Motion-Aware Video Frame Interpolation
Pengfei Han, Fuhua Zhang, Bin Zhao, Xuelong Li
TL;DR
This work tackles the challenge of video frame interpolation under non-linear motion, occlusions, and blur by proposing MA-VFI, a Motion-Aware VFI network that directly predicts intermediate optical flow. It employs a hierarchical pyramid feature extractor to capture multi-scale context and a cross-scale motion structure to iteratively refine four-scale intermediate flow maps, with an intermediate-flow–directed loss guiding learning. The approach achieves strong performance across multiple public datasets while maintaining efficiency close to real-time, and ablations confirm the importance of warped features and the designed loss terms.
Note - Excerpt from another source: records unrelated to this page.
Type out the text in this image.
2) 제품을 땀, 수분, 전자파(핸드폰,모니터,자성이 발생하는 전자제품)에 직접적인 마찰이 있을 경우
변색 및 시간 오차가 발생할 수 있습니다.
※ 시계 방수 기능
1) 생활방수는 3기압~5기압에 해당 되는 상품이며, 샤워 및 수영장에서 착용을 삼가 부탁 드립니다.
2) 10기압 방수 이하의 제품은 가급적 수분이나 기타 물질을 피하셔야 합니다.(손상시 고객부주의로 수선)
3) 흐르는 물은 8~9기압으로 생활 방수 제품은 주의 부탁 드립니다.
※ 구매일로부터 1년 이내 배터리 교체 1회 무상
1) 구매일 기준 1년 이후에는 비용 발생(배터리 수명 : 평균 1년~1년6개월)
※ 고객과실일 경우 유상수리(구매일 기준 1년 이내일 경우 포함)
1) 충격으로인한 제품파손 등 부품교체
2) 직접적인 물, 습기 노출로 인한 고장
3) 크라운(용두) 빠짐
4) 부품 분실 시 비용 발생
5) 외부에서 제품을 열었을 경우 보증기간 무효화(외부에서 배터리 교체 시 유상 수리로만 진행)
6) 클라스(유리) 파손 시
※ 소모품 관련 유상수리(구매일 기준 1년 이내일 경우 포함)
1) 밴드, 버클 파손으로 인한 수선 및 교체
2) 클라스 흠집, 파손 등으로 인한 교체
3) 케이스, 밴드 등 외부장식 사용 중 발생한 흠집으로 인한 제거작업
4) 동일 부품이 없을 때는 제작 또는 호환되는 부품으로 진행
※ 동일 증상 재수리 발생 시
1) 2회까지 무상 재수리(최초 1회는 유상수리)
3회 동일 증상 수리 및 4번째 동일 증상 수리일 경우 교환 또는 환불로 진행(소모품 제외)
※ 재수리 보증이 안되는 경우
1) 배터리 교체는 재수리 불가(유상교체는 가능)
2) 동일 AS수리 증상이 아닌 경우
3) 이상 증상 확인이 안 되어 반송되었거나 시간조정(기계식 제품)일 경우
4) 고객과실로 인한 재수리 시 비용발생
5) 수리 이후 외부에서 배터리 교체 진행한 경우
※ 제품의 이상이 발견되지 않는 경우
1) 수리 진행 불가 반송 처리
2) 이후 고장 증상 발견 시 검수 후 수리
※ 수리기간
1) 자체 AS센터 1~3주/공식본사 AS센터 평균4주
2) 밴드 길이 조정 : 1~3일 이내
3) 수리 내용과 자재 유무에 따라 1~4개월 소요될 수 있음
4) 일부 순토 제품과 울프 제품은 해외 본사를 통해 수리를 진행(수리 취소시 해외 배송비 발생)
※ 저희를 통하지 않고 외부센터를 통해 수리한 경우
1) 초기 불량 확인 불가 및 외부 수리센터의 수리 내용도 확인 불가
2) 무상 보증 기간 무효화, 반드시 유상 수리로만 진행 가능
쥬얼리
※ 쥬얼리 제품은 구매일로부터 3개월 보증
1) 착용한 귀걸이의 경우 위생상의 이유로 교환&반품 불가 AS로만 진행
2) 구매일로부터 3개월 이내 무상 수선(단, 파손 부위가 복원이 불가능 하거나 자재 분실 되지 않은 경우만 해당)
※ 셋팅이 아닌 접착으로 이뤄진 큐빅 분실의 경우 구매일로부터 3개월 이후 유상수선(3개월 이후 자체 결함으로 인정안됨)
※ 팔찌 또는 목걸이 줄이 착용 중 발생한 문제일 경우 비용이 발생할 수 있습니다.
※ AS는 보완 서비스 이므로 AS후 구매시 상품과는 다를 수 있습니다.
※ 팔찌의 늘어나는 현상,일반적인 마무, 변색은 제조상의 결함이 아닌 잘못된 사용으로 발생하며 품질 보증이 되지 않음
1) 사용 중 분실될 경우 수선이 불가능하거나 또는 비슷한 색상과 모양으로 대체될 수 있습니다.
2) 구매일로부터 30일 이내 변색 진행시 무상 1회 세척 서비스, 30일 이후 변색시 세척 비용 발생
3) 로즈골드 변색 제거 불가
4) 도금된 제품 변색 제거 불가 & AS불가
Overall, MA-VFI presents a practical, scalable solution that improves frame synthesis quality without prohibitive computational cost, enabling better real-time VFI on devices with limited resources.
Abstract
Video frame interpolation methodologies endeavor to create novel frames betwixt extant ones, with the intent of augmenting the video's frame frequency. However, current methods are prone to image blurring and spurious artifacts in challenging scenarios involving occlusions and discontinuous motion. Moreover, they typically rely on optical flow estimation, which adds complexity to modeling and computational costs. To address these issues, we introduce a Motion-Aware Video Frame Interpolation (MA-VFI) network, which directly estimates intermediate optical flow from consecutive frames by introducing a novel hierarchical pyramid module. It not only extracts global semantic relationships and spatial details from input frames with different receptive fields, enabling the model to capture intricate motion patterns, but also effectively reduces the required computational cost and complexity. Subsequently, a cross-scale motion structure is presented to estimate and refine intermediate flow maps by the extracted features. This approach facilitates the interplay between input frame features and flow maps during the frame interpolation process and markedly heightens the precision of the intervening flow delineations. Finally, a discerningly fashioned loss centered around an intermediate flow is meticulously contrived, serving as a deft rudder to skillfully guide the prognostication of said intermediate flow, thereby substantially refining the precision of the intervening flow mappings. Experiments illustrate that MA-VFI surpasses several representative VFI methods across various datasets, and can enhance efficiency while maintaining commendable efficacy.